When I could let that truth in, I could also let go of all that so-called shame around my body. I am not my short legs, this body has short legs.

And extra skin, I can fold it into a little face. I carried two children to term so I no longer have a tight stomach. In spite of my marvelous six-pack my stomach looks a bit messy. Damage from usage. Added functionality. However you wish to look at it.

In terms of shame, the world has never really gotten a hold of me.

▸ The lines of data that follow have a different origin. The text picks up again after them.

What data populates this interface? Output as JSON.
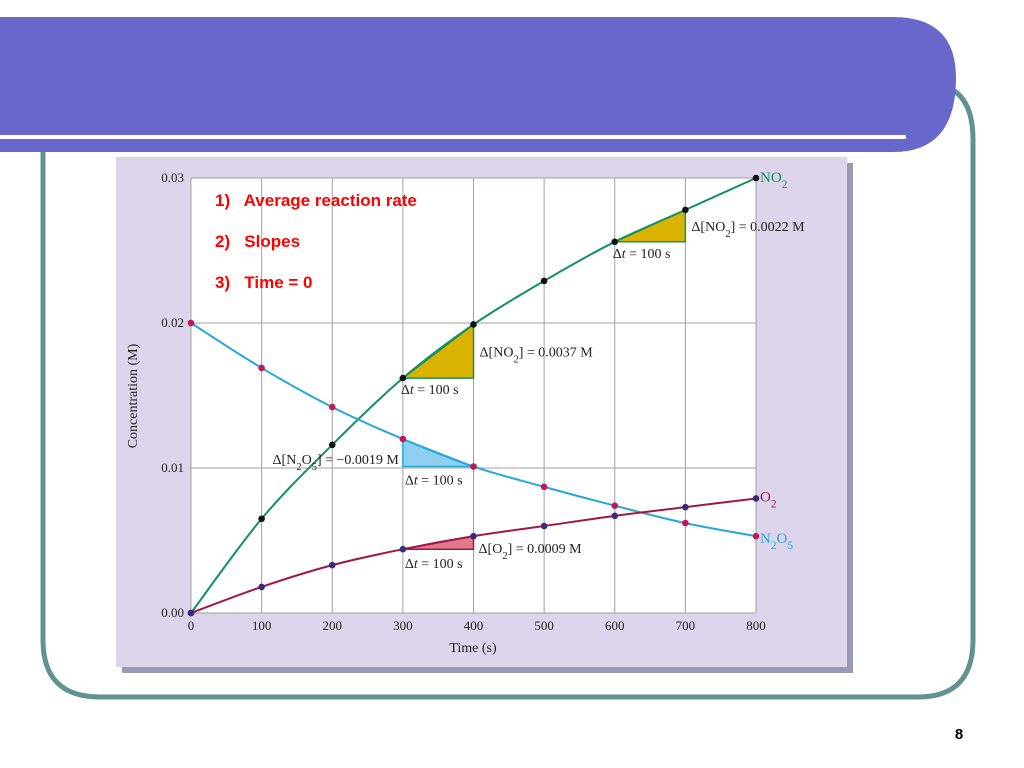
{
  "slide": {
    "notes": [
      "1)   Average reaction rate",
      "2)   Slopes",
      "3)   Time = 0"
    ],
    "page_number": "8"
  },
  "colors": {
    "header": "#6767cc",
    "frame": "#5f9290",
    "panel_bg": "#dcd4ea",
    "plot_bg": "#ffffff",
    "grid": "#a0a0a0",
    "no2": "#139065",
    "n2o5": "#27a7d8",
    "o2": "#a0184a",
    "note_red": "#ff0000",
    "triangle_no2": "#d9b300",
    "triangle_n2o5": "#8fd0f2",
    "triangle_o2": "#e07a8a"
  },
  "chart_data": {
    "type": "line",
    "xlabel": "Time (s)",
    "ylabel": "Concentration (M)",
    "xlim": [
      0,
      800
    ],
    "ylim": [
      0,
      0.03
    ],
    "x_ticks": [
      "0",
      "100",
      "200",
      "300",
      "400",
      "500",
      "600",
      "700",
      "800"
    ],
    "y_ticks": [
      "0.00",
      "0.01",
      "0.02",
      "0.03"
    ],
    "grid": true,
    "series": [
      {
        "name": "NO2",
        "color_key": "no2",
        "x": [
          0,
          100,
          200,
          300,
          400,
          500,
          600,
          700,
          800
        ],
        "values": [
          0.0,
          0.0065,
          0.0116,
          0.0162,
          0.0199,
          0.0229,
          0.0256,
          0.0278,
          0.03
        ]
      },
      {
        "name": "N2O5",
        "color_key": "n2o5",
        "x": [
          0,
          100,
          200,
          300,
          400,
          500,
          600,
          700,
          800
        ],
        "values": [
          0.02,
          0.0169,
          0.0142,
          0.012,
          0.0101,
          0.0087,
          0.0074,
          0.0062,
          0.0053
        ]
      },
      {
        "name": "O2",
        "color_key": "o2",
        "x": [
          0,
          100,
          200,
          300,
          400,
          500,
          600,
          700,
          800
        ],
        "values": [
          0.0,
          0.0018,
          0.0033,
          0.0044,
          0.0053,
          0.006,
          0.0067,
          0.0073,
          0.0079
        ]
      }
    ],
    "annotations": [
      {
        "label": "Δ[NO2] = 0.0022 M",
        "dt_label": "Δt = 100 s",
        "series": "NO2",
        "t0": 600,
        "t1": 700,
        "color_key": "triangle_no2"
      },
      {
        "label": "Δ[NO2] = 0.0037 M",
        "dt_label": "Δt = 100 s",
        "series": "NO2",
        "t0": 300,
        "t1": 400,
        "color_key": "triangle_no2"
      },
      {
        "label": "Δ[N2O5] = −0.0019 M",
        "dt_label": "Δt = 100 s",
        "series": "N2O5",
        "t0": 300,
        "t1": 400,
        "color_key": "triangle_n2o5"
      },
      {
        "label": "Δ[O2] = 0.0009 M",
        "dt_label": "Δt = 100 s",
        "series": "O2",
        "t0": 300,
        "t1": 400,
        "color_key": "triangle_o2"
      }
    ]
  }
}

But… Yes, there is always a but…

I have PTSD. It no longer controls my life but it’s there. I can feel it waiting. I’m used to it.
I have been ashamed of that. The funny thing is that I never realized it was shame. I just never talked about it, it was not a topic of conversation. I avoided it ever being a topic. That says it all, I guess.

I realized, in hindsight, to me it was personal failure, weakness. It was proof of my destructibility, my vulnerability, maybe even proof of my mortality.

I got into a situation where I was painfully confronted with myself on this and I decided to dissect it.

Statement: My damage is proof of my failure

If I regard failure as loss, my downfall, or ultimately; my death, then the whole statement is nonsense. If I have proof of my death, I have already died and the damage proves it. But: I didn’t die, I am very much alive. That makes my damage proof of that fact, that’s the only logical conclusion. My damage is proof that I am alive. Survived. Not just that, I won. Because: I am alive. Otherwise I would be dead. Simple.

There have been multiple moments in my life where I made  the choice to keep on living. Live, not die. If I had failed, I would not have been here and the damage would not have been there. In any case, it wouldn’t be part of the equation.

The damage is proof that I have fought wars. Sitting here is proof that I won those wars. My damage, my scars are my medals. It’s the stripes I’ve earned. I had to fight hard for that, I earned it.

I carry battle scars from wars I’ve fought and won. I’m not just a survivor, I’m not just a warrior. I’m a fucking general.